The Church’s “extraordinary” magisterium, capable of binding the faithful in faith and doctrine, can proceed solely-papally or papally-episcopally ; but her “ordinary” magisterium, also capable of binding the faithful in faith and doctrine, can proceed onlypapally-episcopally . As Francis’ move on the Catechism hardly qualifies as papal-episcopal, and there being no such thing as an ‘purely papal, ordinary, magisterium’ (the term itself seems an oxymoron, implying that some significant points of Church teaching have been taught only by popes!), then Francis’ views on the death penalty might (I stress, might, given the infallibility concerns above) contribute to the Church’s ordinary magisterium but they do not, and cannot, control it.
How to sum up the traditional understanding of this matter so far? Maybe thus: If it’s not extraordinary, it’s at most ordinary, but if it’s ordinary, it requires popes and bishops around the world and over a long, long time , and not just a pope in a claim or two.
All of which is why the questions surrounding the death penalty impact not only that very important social and civil issue but also the Church’s understanding and operation of her own magisterium.
You are piggy backing your position which is one of dissent from Catholic teaching, on the position of all other opponents to abolition participating in this thread, who actually are disagreeing within the bounds of Church teaching. I can see why a theologian like Don Ruggero is passionately disturbed by it.
I have never seen or read anyone here claim that capital punishment is intrinsically evil. That appears to be your strawman. If something was not evil for a long time and is evil now, the only conclusion is that it is extrinsically evil today. Intrinsic means having the core nature of evil and can never serve any good purpose. So lets dispense with that strawman unless someone actually claims it here.
What the doctrine requires is as the Church has always taught, that the preservation of human life is the highest good because we are made in the image of God. Capital punishment has always been addressed in relation to that highest good as expressed by the fifth commandment. Hence, the doctrine requires that if capital punishment serves to impress that truth more deeply on society, it is legitimate. However, if capital punishment is actually serving to feed disrespect for human life and a ‘culture of death’, it must be forbidden.
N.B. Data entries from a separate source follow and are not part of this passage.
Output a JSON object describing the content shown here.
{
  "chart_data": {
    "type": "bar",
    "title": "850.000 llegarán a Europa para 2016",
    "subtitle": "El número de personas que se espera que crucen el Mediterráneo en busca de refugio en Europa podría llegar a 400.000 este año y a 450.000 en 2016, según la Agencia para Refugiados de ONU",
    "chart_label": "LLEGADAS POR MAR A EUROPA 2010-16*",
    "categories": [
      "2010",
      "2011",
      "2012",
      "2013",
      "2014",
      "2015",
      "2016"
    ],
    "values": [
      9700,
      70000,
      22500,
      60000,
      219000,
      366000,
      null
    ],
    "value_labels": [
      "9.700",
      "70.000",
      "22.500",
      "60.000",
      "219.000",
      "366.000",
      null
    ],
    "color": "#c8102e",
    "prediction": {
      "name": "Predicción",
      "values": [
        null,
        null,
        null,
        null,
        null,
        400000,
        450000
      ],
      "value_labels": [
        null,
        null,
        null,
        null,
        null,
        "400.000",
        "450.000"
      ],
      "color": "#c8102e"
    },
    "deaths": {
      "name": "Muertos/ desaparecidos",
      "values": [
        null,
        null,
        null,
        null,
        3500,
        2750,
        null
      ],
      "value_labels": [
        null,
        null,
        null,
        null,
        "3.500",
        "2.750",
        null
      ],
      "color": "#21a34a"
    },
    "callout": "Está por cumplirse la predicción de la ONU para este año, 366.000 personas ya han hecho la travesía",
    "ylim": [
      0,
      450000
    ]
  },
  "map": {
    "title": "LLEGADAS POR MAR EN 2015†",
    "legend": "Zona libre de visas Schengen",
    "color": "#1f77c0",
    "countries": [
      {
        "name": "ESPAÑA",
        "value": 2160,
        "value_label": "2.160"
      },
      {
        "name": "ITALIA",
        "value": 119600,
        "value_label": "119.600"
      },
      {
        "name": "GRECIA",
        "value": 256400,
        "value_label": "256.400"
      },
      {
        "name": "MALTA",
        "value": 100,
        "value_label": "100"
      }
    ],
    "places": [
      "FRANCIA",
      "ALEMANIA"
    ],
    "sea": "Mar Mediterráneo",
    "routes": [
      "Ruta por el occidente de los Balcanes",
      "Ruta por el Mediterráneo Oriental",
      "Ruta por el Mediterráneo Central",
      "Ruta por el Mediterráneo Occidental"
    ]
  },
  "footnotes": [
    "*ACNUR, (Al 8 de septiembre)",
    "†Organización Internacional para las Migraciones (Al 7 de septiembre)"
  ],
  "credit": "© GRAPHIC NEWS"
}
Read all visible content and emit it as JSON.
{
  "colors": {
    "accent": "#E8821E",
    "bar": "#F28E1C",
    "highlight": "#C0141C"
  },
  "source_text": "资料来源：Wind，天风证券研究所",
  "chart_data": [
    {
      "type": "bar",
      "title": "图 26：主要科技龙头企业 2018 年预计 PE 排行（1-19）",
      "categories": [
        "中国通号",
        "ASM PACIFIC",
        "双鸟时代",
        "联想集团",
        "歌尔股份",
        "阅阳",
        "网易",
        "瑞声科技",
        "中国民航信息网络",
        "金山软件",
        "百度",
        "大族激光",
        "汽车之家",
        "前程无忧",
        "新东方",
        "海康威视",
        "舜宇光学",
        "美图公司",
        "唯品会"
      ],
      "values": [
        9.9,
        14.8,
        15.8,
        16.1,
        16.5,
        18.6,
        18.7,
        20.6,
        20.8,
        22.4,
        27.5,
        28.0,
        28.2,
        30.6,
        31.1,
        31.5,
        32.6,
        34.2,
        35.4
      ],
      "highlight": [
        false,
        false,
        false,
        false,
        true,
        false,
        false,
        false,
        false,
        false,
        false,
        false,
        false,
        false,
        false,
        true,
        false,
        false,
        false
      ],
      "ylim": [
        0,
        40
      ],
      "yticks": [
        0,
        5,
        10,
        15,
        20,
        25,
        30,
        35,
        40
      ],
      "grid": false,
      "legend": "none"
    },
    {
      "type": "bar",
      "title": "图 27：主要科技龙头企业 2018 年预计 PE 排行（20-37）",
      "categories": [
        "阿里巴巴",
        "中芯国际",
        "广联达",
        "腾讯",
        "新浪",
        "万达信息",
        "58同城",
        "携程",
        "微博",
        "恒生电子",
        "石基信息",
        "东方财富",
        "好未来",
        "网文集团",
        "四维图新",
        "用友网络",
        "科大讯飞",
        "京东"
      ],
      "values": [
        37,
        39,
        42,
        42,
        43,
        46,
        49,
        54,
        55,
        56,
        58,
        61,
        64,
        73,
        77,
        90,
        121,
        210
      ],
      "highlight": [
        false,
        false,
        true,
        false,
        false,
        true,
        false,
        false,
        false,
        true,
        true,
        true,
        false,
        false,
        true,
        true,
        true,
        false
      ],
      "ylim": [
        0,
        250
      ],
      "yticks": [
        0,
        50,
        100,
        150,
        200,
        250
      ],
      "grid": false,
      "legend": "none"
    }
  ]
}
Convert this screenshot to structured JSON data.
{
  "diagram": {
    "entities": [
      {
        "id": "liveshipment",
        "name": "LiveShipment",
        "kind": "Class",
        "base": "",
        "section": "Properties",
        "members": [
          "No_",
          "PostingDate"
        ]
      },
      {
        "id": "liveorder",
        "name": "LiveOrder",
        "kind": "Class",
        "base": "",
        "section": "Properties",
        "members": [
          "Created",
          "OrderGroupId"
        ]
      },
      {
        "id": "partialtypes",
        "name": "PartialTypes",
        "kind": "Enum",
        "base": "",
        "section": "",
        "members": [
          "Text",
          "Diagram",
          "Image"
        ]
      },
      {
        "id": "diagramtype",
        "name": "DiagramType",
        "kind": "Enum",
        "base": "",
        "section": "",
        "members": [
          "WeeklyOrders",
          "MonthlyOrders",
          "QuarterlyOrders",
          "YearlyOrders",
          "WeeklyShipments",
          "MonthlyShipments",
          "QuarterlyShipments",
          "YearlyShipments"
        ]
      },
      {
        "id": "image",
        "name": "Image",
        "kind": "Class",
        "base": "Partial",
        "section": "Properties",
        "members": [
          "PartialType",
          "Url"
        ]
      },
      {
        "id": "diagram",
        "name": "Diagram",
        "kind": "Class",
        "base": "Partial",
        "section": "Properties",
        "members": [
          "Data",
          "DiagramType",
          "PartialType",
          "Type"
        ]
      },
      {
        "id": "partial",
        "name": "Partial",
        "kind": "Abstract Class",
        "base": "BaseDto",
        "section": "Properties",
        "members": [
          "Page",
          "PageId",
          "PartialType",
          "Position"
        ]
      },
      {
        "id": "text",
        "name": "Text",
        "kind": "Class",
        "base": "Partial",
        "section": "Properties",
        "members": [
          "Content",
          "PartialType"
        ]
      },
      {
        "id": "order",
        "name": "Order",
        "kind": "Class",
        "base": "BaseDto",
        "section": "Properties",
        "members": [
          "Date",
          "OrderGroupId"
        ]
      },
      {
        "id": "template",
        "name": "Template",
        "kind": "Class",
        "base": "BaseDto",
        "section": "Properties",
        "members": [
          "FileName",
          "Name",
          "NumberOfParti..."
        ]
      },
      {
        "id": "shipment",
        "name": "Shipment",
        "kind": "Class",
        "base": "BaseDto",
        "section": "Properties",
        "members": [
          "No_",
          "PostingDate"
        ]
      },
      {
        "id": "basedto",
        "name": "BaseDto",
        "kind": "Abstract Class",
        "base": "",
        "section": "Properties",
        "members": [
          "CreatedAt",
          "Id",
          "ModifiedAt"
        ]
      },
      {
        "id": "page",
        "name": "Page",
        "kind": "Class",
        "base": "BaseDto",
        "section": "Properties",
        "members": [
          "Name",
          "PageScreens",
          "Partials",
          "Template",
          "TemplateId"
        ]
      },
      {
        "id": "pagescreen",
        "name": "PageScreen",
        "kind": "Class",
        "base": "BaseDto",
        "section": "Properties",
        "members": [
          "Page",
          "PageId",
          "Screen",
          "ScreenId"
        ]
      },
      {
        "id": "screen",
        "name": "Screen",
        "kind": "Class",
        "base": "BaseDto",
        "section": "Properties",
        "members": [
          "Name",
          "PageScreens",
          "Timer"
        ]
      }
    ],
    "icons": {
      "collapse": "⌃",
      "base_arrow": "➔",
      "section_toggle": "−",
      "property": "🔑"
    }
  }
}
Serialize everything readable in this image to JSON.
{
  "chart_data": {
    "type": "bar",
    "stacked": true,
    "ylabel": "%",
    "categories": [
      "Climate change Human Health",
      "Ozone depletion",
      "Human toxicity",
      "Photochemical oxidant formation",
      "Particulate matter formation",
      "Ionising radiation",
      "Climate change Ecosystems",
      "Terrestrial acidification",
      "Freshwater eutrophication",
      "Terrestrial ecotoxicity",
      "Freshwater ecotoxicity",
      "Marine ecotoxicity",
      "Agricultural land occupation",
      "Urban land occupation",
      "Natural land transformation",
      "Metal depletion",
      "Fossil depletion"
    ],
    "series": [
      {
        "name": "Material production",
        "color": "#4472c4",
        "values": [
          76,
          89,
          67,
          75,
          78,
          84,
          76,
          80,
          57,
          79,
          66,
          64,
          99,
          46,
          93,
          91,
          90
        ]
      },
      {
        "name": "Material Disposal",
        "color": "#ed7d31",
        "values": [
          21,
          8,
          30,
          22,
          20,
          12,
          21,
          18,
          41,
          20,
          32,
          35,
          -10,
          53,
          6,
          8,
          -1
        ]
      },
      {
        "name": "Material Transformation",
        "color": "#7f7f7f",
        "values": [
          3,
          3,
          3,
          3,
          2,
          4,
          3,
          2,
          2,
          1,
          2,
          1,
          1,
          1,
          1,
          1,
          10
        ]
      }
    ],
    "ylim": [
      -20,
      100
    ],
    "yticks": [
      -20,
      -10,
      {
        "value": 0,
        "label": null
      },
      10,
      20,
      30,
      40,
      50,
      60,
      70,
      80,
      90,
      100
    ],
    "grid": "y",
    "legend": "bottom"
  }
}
That position was always implicit in the teaching on capital punishment as demonstrated by the Church’s acceptance of countries around the world abandoning the death penalty for more than a century now. The Church is impelled to clarify the doctrine now in response to the false claim that capital punishment can never be immoral in legal justice.
A faithful Catholic can be on either side of this issue and still be on firm ground. Capitol Punishment cannot be evil, otherwise God could not have commanded the Israelites to use it. On the other hand, modern technology allows us to house inmates for life and still keep society safe. This gives them the chance to repent, which is good.
There is no right or wrong here.
Well no one has ever suggested that. It could be immoral for many reasons, but only in a specific case. Capital punishment is always a moral option for a government, so it cannot be immoral in and of itself, but it can be immorally applied. The option itself is not evil, but the application may be. However, the application cannot be universally immoral to any government. Every government at all times has the authority and moral right to apply capital punishment to many different crimes.
Is your position that all of the many countries in the world that have abolished the death penalty, and the Catholic Church calling for abolition of the death penalty, are actually the dissenters to Gods Will?